As comunidades de Querência do Norte (a 130 quilômetros de Paranavaí) e municípios vizinhos, no noroeste do Paraná, cobram melhorias do governo do Estado na segurança pública. Locais como Santa Cruz do Monte Castelo, por exemplo, contam praticamente com apenas um policial e enfrentam uma onda de crimes.

Na quinta-feira (10), por exemplo, um jovem de 22 anos foi executado a tiros em Querência do Norte. Ele morreu no quintal da casa de uma senhora de 82 anos, onde havia entrado para se proteger.

No dia 2 de março, populares do município fizeram um protesto por mais segurança e enviaram uma carta às autoridades. Um vídeo da manifestação vem chamando a atenção nas redes sociais, como o Whatsapp.

Ele mostra a população dando brados de alegria ao ver o soldado da Polícia Miliar Euder Hermínio Nascimento, conhecido como Bigodinho. A população pede a presença do policial, famoso pelo grande número de prisões, em Querência do Norte.

Bigodinho é símbolo da segurança que a comunidade deseja. “Foi com orgulho e satisfação que eu recebi a recepção da comunidade. É uma forma de entender que o serviço da gente está sendo aproveitado e é bem feito”, declarou o policial.
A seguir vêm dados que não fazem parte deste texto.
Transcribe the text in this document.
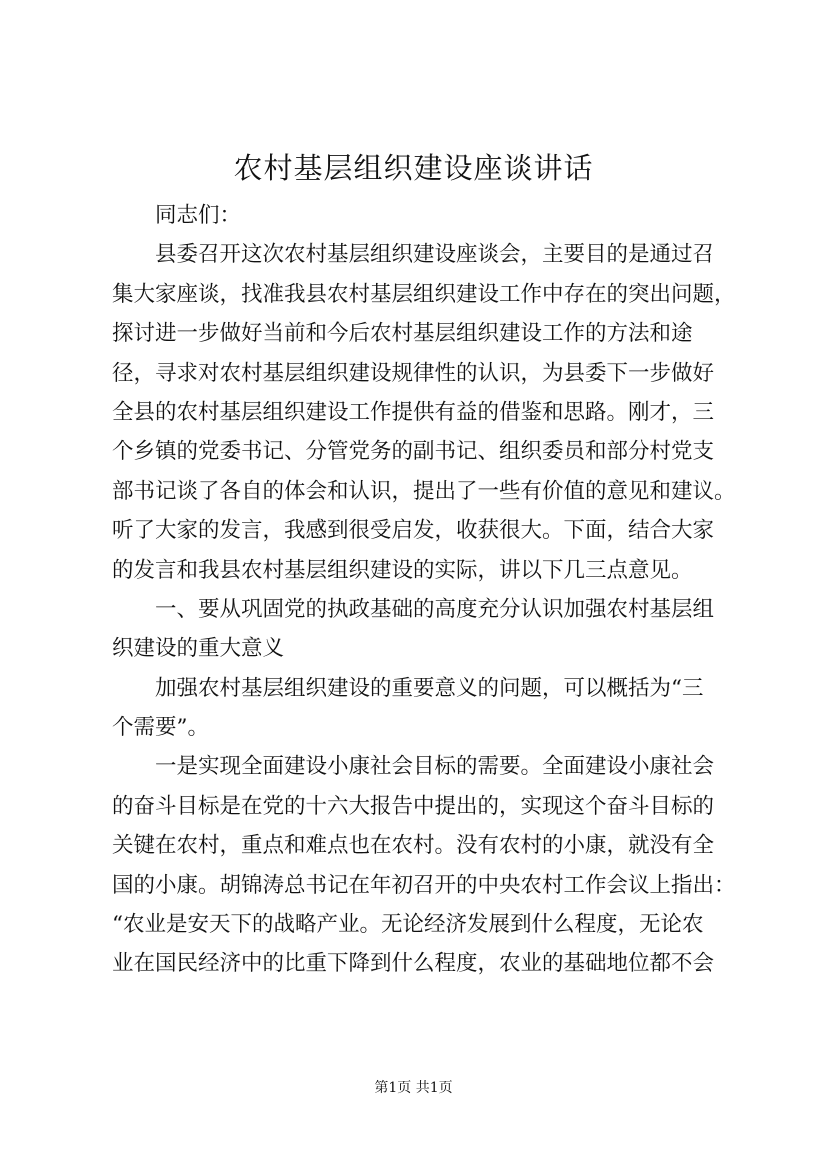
农村基层组织建设座谈讲话
同志们：
县委召开这次农村基层组织建设座谈会，主要目的是通过召
集大家座谈，找准我县农村基层组织建设工作中存在的突出问题，
探讨进一步做好当前和今后农村基层组织建设工作的方法和途
径，寻求对农村基层组织建设规律性的认识，为县委下一步做好
全县的农村基层组织建设工作提供有益的借鉴和思路。刚才，三
个乡镇的党委书记、分管党务的副书记、组织委员和部分村党支
部书记谈了各自的体会和认识，提出了一些有价值的意见和建议。
听了大家的发言，我感到很受启发，收获很大。下面，结合大家
的发言和我县农村基层组织建设的实际，讲以下几三点意见。
一、要从巩固党的执政基础的高度充分认识加强农村基层组
织建设的重大意义
加强农村基层组织建设的重要意义的问题，可以概括为“三
个需要”。
一是实现全面建设小康社会目标的需要。全面建设小康社会
的奋斗目标是在党的十六大报告中提出的，实现这个奋斗目标的
关键在农村，重点和难点也在农村。没有农村的小康，就没有全
国的小康。胡锦涛总书记在年初召开的中央农村工作会议上指出：
“农业是安天下的战略产业。无论经济发展到什么程度，无论农
业在国民经济中的比重下降到什么程度，农业的基础地位都不会
第1页 共1页
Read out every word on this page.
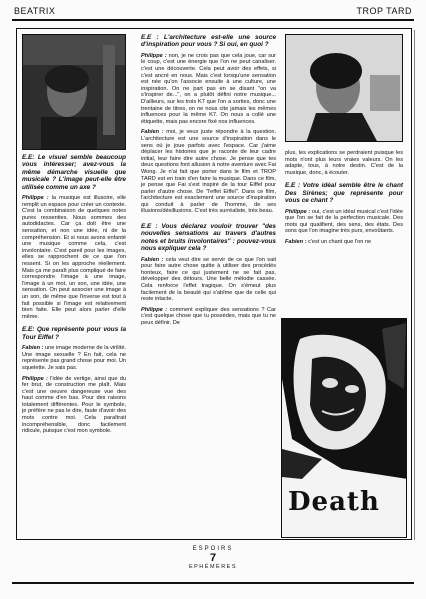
BEATRIX	TROP TARD

E.E: Le visuel semble beaucoup vous intéresser; avez-vous la même démarche visuelle que musicale ? L'image peut-elle être utilisée comme un axe ?

Philippe : la musique est illusoire, elle remplit un espace pour créer un contexte. C'est la combinaison de quelques notes pures ressenties. Nous sommes des autodidactes. Car ça doit être une sensation, et non une idée, ni de la compréhension. Et si nous avons enfanté une musique comme cela, c'est involontaire. C'est pareil pour les images, elles se rapprochent de ce que l'on ressent. Si on les approche réellement. Mais ça me paraît plus compliqué de faire correspondre l'image à une image, l'image à un mot, un son, une idée, une sensation. On peut associer une image à un son, de même que l'inverse est tout à fait possible si l'image est relativement bien faite. Elle peut alors parler d'elle même.

E.E: Que représente pour vous la Tour Eiffel ?

Fabien : une image moderne de la virilité. Une image sexuelle ? En fait, cela ne représente pas grand chose pour moi. Un squelette. Je sais pas.

Philippe : l'idée de vertige, ainsi que du fer brut, de construction me plaît. Mais c'est une oeuvre dangereuse vue des haut comme d'en bas. Pour des raisons totalement différentes. Pour le symbole, je préfère ne pas le dire, faute d'avoir des mots contre moi. Cela paraîtrait incompréhensible, donc facilement ridicule, puisque c'est mon symbole.

E.E : L'architecture est-elle une source d'inspiration pour vous ? Si oui, en quoi ?

Philippe : non, je ne crois pas que cela joue, car sur le coup, c'est une énergie que l'on ne peut canaliser. c'est une découverte. Cela peut avoir des effets, si c'est ancré en nous. Mais c'est lorsqu'une sensation est née qu'on l'associe ensuite à une culture, une inspiration. On ne part pas en se disant "on va s'inspirer de...", on a plutôt défini notre musique... D'ailleurs, sur les trois K7 que l'on a sorties, donc une trentaine de titres, on ne nous cite jamais les mêmes influences pour la même K7. On nous a collé une étiquette, mais pas encore fixé nos influences.

Fabien : moi, je veux juste répondre à la question. L'architecture est une source d'inspiration dans le sens où je joue parfois avec l'espace. Car j'aime déplacer les histoires que je raconte de leur cadre initial, leur faire dire autre chose. Je pense que tes deux questions font allusion à notre aventure avec Fai Wong. Je n'ai fait que porter dans le film et TROP TARD est en train d'en faire la musique. Dans ce film, je pense que Fai s'est inspiré de la tour Eiffel pour parler d'autre chose. De "l'effet Eiffel". Dans ce film, l'architecture est exactement une source d'inspiration qui conduit à parler de l'homme, de ses illusions/désillusions. C'est très surréaliste, très beau.

E.E : Vous déclarez vouloir trouver "des nouvelles sensations au travers d'autres notes et bruits involontaires" : pouvez-vous nous expliquer cela ?

Fabien : cela veut dire se servir de ce que l'on sait pour faire autre chose quitte à utiliser des procédés honteux, faire ce qui justement ne se fait pas, développer des détours. Une belle mélodie cassée. Cela renforce l'effet tragique. On s'émeut plus facilement de la beauté qui s'abîme que de celle qui reste intacte.

Philippe : comment expliquer des sensations ? Car c'est quelque chose que tu possèdes, mais que tu ne peux définir. De

plus, les explications se perdraient puisque les mots n'ont plus leurs vraies valeurs. On les adapte, tous, à notre destin. C'est de la musique, donc, à écouter.

E.E : Votre idéal semble être le chant Des Sirènes; que représente pour vous ce chant ?

Philippe : oui, c'est un idéal musical c'est l'idée que l'on se fait de la perfection musicale. Des mots qui qualifient, des sens, des états. Des sons que l'on imagine très purs, envoûtants.

Fabien : c'est un chant que l'on ne

Death
ESPOIRS
7
EPHÉMÈRES
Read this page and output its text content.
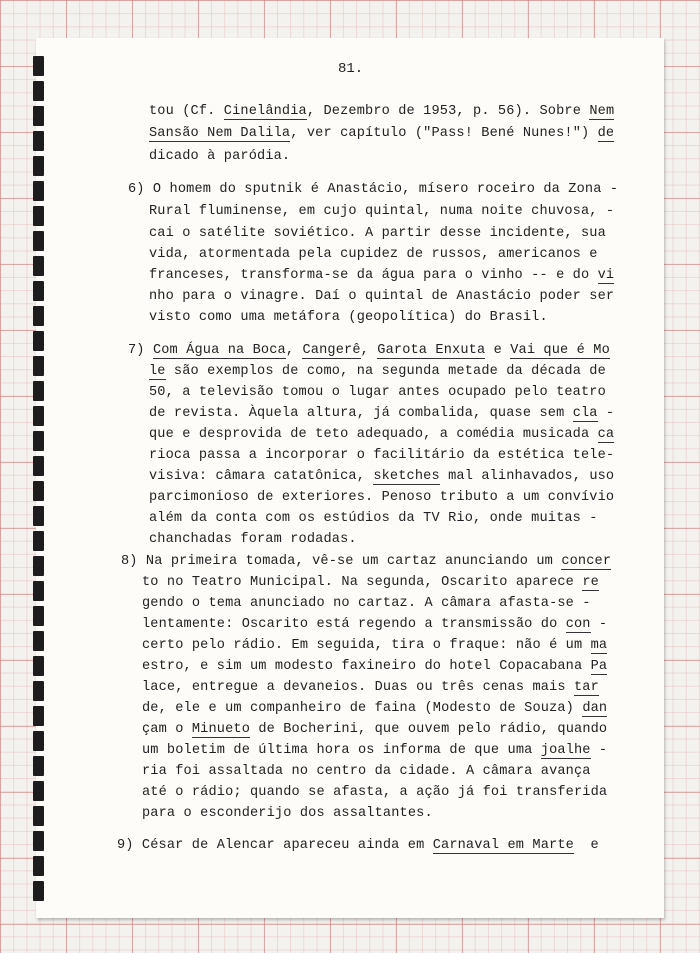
81.
tou (Cf. Cinelândia, Dezembro de 1953, p. 56). Sobre Nem
Sansão Nem Dalila, ver capítulo ("Pass! Bené Nunes!") de
dicado à paródia.
6) O homem do sputnik é Anastácio, mísero roceiro da Zona -
Rural fluminense, em cujo quintal, numa noite chuvosa, -
cai o satélite soviético. A partir desse incidente, sua
vida, atormentada pela cupidez de russos, americanos e
franceses, transforma-se da água para o vinho -- e do vi
nho para o vinagre. Daí o quintal de Anastácio poder ser
visto como uma metáfora (geopolítica) do Brasil.
7) Com Água na Boca, Cangerê, Garota Enxuta e Vai que é Mo
le são exemplos de como, na segunda metade da década de
50, a televisão tomou o lugar antes ocupado pelo teatro
de revista. Àquela altura, já combalida, quase sem cla -
que e desprovida de teto adequado, a comédia musicada ca
rioca passa a incorporar o facilitário da estética tele-
visiva: câmara catatônica, sketches mal alinhavados, uso
parcimonioso de exteriores. Penoso tributo a um convívio
além da conta com os estúdios da TV Rio, onde muitas -
chanchadas foram rodadas.
8) Na primeira tomada, vê-se um cartaz anunciando um concer
to no Teatro Municipal. Na segunda, Oscarito aparece re
gendo o tema anunciado no cartaz. A câmara afasta-se -
lentamente: Oscarito está regendo a transmissão do con -
certo pelo rádio. Em seguida, tira o fraque: não é um ma
estro, e sim um modesto faxineiro do hotel Copacabana Pa
lace, entregue a devaneios. Duas ou três cenas mais tar
de, ele e um companheiro de faina (Modesto de Souza) dan
çam o Minueto de Bocherini, que ouvem pelo rádio, quando
um boletim de última hora os informa de que uma joalhe -
ria foi assaltada no centro da cidade. A câmara avança
até o rádio; quando se afasta, a ação já foi transferida
para o esconderijo dos assaltantes.
9) César de Alencar apareceu ainda em Carnaval em Marte  e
A espera por dias melhores

O governo do Estado implantou neste mês de março a sede da 3ª Companhia Independente da Polícia Militar em Loanda, atendendo a uma reivindicação antiga de municípios do noroeste. O próprio Soldado Hermínio, o Bigodinho, espera melhorias nas condições de trabalho.

“Já existe uma expectativa da melhora do efetivo, com a formação de grupos de Rondas Ostensivas Tático Móvel (Rotam) e do setor de investigação com a P2 (Serviço de Inteligência)”, comentou.

A região faz divisa com o Mato Grosso do Sul, já bem próxima do Paraguai. Por isso, é rota usada por contrabandistas, que atravessam o Rio Paraná para levar cargas de mercadorias, como cigarros.